EDITORIAL

O Interior cresce

Mercado de consumo do Interior Paulista bate o da Região Metropolitana

Os resultados da pesquisa IPC Maps, da consultoria IPC Marketing e Editora, sobre o mercado de consumo paulista apontam o bom momento do Interior Paulista, um quadro que poderá impactar quem está dentro da Região Metropoliana de São Paulo, caso de todos os municípios do Alto Tietê. Em uma entrevista exclusiva à APJ (Associação Paulista de Portais e Jornais), o responsável pelo estudo, Marcos Pazzini, afirmou que a liderança do mercado consumidor do Interior é fato “irreversível” perante os demais.

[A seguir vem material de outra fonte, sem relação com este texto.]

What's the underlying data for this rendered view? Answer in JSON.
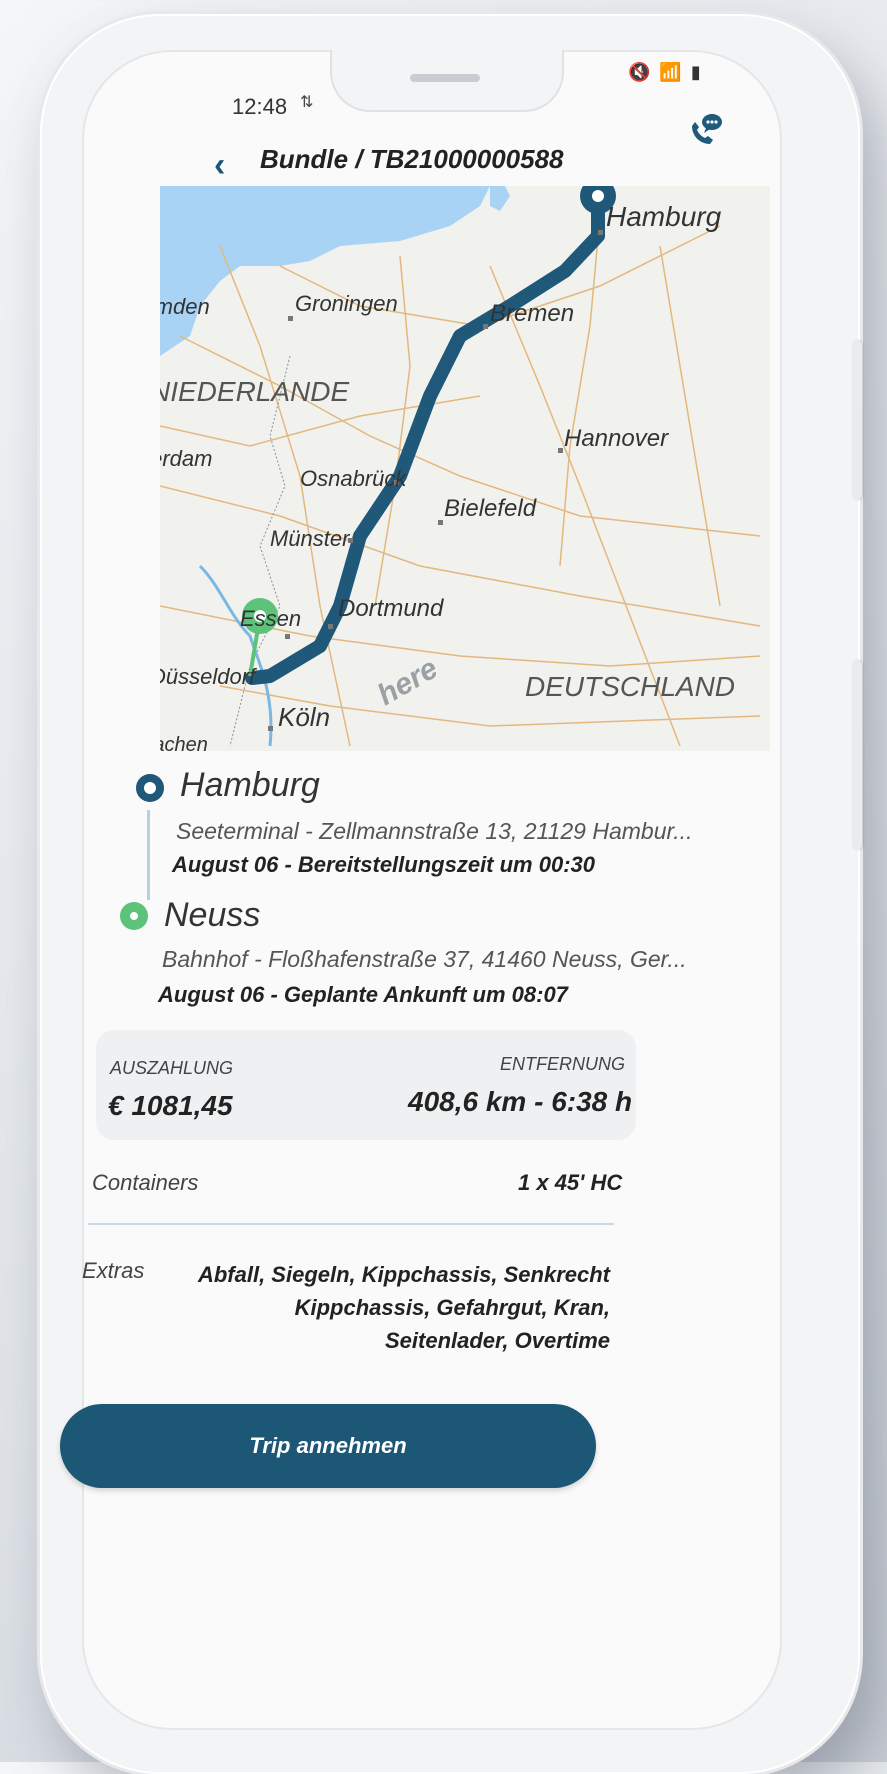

Neste ano, o Interior Paulista movimentará R$ 681,4 milhões em alimentação, habitação, transporte, educação, saúde e etc., marcando terreno à frente da Região Metropolitana, onde estão a Capital e outras 37 cidades – entre elas, as do Alto Tietê.

Tendências demográficas, a situação do país e a realidade “caótica” das regiões metropolitanas estão promovendo a expansão da economia de maneira descentralizada, favorecendo áreas emergentes do estado.

O IPC Maps, conta o jornalista Wilson Marini, na coluna Contexto Paulista, publicada por este jornal quarta-feira última, confirma aumento significativo da participação das regiões do Interior no consumo total de São Paulo. Essa fatia era de 49,78% em 2014. Avançou para 53,24% neste ano. O Interior responde por 14,54% do consumo nacional e está à frente da Região Metropolitana, com 12,77%.

A perspectiva é de mais crescimento no futuro próximo. Marcos Pazzini defende que ainda há espaço para o desenvolvimento desse mercado em relação ao Estado, e, “isso deve ocorrer com abertura de uma maior quantidade de empresas no Interior pois muitas cidades implementaram ou estão implementando zonas industriais para atrair empresas, o que vai gerar empresgos e renda”.

Tudo isso acende os sinais de alertas para as cidades do Alto Tietê que possuem polos indutriais privilegidos e bem localizados terrenos destinados a receber fábricas, centros de distribuição e outros negócios, mas podem ser preteridas em disputas com municípios de outros endereços paulistas.

São grandes desafios de quem está na Região Metropolitana, mas se descola da imagem da cidade caótica e grande e, portanto, tem um poder de atratividade que se encaixa no perfil de um mercado de consumo movido por condições como a tranquilidade que as pessoas buscam para viver e trabalhar.

Um desses desafios, Mogi das Cruzes sente na carne. É a falta de uma infraestrutura atualizada e adequada para receber novos empreendimentos. No Distrito Industrial do Taboão, nem mesmo chegada dos Correios está definitivamente resolvida. A melhoria do acesso ao sistema Ayrton Senna-Carvalho Pinto, permanece no papel.